Skip To Content
JEWISH. INDEPENDENT. NONPROFIT.
Fast Forward

Maria Slepak, Soviet Jewish Refusenik Hero, Dies

(JTA) — Maria Slepak, a Prisoner of Zion and Soviet Jewry leader with her husband before they were finally allowed to immigrate to Israel, has died.

Slepak and husband Vladimir were permitted to leave the Soviet Union in October 1987, 17 years after they first applied for an exit visa. Their son Alexander had departed for Israel in 1977, joining Maria’s mother. Another son, Leonid, came two years later.

In 1978, eight years after they first applied to immigrate, Maria and Vladimir were arrested for hanging a banner outside their Moscow apartment window that said “Let Us Go to Our Son in Israel.” Vladimir was sentenced to five years’ exile in Siberia on charges of malicious hooliganism and Maria, a radiologist, was given a three-year suspended sentence. But she volunteered to share her husband’s exile, traveling to Moscow periodically in attempts to retain her residency permit.
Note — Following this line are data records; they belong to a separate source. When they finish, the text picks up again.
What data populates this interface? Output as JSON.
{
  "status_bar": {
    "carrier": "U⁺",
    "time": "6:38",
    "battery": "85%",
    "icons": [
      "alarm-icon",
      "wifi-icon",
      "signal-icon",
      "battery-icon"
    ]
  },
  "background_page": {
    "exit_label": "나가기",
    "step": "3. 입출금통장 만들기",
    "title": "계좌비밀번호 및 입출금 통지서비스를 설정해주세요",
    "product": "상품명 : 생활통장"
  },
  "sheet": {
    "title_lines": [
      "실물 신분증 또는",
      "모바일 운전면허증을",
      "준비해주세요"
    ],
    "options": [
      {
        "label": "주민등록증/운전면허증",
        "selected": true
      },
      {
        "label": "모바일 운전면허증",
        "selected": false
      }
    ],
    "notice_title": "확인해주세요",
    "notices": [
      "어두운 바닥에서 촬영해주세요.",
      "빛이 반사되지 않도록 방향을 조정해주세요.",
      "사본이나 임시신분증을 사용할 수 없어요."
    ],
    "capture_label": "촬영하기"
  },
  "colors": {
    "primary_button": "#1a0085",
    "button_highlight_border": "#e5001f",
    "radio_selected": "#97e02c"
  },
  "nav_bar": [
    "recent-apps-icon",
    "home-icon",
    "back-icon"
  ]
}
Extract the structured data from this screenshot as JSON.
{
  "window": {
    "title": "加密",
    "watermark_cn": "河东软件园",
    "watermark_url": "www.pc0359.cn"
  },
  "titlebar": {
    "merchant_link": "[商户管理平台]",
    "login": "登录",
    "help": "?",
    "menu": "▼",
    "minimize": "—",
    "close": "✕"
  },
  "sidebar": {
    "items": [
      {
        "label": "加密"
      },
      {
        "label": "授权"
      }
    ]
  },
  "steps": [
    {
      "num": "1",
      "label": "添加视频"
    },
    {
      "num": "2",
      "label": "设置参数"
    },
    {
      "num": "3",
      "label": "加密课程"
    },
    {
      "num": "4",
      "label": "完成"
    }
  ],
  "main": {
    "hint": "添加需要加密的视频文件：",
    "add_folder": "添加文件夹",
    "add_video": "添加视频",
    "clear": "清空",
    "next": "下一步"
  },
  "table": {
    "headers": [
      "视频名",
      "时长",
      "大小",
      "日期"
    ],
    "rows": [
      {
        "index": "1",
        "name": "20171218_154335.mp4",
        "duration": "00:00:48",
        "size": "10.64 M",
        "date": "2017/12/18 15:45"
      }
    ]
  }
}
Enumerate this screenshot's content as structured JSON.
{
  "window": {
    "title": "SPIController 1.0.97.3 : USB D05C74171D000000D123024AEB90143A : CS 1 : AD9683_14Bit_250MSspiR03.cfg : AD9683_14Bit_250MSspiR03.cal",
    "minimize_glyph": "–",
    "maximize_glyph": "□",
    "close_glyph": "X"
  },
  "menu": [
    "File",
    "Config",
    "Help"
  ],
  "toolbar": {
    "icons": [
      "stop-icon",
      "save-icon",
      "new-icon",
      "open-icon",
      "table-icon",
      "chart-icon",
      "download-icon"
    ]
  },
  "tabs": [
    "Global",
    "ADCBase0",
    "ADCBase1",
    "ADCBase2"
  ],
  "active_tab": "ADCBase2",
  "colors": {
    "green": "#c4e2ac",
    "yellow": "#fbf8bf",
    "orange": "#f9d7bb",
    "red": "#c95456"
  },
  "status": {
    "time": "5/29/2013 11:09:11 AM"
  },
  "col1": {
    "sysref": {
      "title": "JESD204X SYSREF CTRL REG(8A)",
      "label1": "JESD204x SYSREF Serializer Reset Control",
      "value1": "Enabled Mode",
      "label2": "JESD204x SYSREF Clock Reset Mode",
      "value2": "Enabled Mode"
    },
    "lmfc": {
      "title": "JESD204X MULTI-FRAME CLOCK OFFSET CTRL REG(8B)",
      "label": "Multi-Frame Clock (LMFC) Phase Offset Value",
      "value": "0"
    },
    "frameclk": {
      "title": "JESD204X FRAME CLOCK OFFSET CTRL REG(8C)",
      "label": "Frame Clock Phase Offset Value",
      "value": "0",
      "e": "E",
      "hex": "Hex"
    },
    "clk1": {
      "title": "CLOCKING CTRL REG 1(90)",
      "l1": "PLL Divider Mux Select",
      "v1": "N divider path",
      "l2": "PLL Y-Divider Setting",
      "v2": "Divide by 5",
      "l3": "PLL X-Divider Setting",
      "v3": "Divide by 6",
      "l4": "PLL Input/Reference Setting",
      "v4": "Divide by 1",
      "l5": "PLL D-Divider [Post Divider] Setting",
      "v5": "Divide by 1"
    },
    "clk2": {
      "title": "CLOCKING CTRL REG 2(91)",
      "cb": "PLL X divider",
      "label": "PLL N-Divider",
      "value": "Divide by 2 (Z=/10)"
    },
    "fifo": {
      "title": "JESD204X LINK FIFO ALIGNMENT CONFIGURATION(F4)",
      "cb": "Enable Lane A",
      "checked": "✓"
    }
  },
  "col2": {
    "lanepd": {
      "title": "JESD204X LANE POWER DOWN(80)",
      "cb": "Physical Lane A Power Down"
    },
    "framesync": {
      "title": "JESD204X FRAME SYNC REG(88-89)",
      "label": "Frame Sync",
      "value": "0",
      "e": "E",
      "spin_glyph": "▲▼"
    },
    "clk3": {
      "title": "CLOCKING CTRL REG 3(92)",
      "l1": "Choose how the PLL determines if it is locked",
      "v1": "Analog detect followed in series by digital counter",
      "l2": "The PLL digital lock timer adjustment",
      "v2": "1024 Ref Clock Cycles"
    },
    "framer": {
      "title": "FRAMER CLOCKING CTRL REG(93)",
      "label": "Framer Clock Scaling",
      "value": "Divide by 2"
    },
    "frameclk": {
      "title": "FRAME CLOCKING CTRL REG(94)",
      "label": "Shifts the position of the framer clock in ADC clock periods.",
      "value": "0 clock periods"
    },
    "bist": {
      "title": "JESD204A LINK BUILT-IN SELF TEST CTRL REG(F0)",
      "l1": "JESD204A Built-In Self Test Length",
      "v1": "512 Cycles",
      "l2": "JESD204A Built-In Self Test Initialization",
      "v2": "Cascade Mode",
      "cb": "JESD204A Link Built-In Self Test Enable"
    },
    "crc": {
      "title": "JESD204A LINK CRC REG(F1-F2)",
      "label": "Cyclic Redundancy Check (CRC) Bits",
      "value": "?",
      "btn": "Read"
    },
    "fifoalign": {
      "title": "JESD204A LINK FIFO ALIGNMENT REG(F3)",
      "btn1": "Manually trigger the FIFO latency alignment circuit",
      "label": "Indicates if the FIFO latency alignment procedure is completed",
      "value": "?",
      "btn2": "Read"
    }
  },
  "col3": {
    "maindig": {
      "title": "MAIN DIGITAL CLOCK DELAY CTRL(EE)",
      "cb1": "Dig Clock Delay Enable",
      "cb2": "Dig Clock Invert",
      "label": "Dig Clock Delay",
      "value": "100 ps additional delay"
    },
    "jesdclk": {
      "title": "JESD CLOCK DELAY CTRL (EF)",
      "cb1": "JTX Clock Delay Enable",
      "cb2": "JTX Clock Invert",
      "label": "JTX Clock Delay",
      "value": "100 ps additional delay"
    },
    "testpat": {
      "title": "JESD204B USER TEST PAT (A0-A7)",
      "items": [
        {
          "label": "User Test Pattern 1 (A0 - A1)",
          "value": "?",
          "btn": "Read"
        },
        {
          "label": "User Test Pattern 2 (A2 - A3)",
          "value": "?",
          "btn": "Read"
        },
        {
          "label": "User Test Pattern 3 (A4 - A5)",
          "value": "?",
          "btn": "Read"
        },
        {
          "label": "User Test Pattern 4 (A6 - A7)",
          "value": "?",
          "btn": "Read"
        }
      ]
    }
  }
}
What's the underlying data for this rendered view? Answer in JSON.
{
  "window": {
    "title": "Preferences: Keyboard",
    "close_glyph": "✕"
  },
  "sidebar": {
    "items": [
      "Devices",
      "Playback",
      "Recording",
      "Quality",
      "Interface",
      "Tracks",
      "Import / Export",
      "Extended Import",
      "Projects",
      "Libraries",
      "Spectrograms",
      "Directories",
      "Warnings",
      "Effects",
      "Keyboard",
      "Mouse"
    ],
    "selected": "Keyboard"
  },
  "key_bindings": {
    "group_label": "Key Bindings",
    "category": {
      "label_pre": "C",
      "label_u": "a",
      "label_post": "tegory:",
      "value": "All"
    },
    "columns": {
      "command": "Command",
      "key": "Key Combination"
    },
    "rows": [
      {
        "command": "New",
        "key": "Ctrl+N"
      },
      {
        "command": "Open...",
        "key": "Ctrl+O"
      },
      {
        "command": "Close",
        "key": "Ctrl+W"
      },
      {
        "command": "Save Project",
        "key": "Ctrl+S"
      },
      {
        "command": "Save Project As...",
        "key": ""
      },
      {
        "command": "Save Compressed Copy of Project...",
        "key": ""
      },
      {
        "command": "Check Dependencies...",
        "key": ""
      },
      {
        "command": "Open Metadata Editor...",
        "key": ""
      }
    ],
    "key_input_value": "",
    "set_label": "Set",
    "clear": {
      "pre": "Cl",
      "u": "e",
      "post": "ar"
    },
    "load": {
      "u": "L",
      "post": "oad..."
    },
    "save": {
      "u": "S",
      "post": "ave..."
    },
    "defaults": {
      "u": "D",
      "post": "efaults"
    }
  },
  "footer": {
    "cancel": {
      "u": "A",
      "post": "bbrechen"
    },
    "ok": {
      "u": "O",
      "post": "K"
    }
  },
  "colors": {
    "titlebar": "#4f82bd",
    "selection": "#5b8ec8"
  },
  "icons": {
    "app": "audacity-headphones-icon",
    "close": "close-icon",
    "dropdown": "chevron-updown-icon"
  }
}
“For almost twenty years, Volodya and Maria Slepak were, without exaggeration, the undisputed leaders of the historic movement for the spiritual and physical freedom of Soviet Jewry,” former Soviet refusenik Natan Sharansky and his wife, Avital, said in a statement issued Thursday. “They played a decisive role in maintaining strong ties between Jewish activists in the Soviet Union and the Jewish world. Their tiny communal apartment in Moscow was a true center of our movement in the seventies and eighties, hosting thousands of Jews from across the Soviet Union, as well as tourists from abroad who came to help and Western journalists.”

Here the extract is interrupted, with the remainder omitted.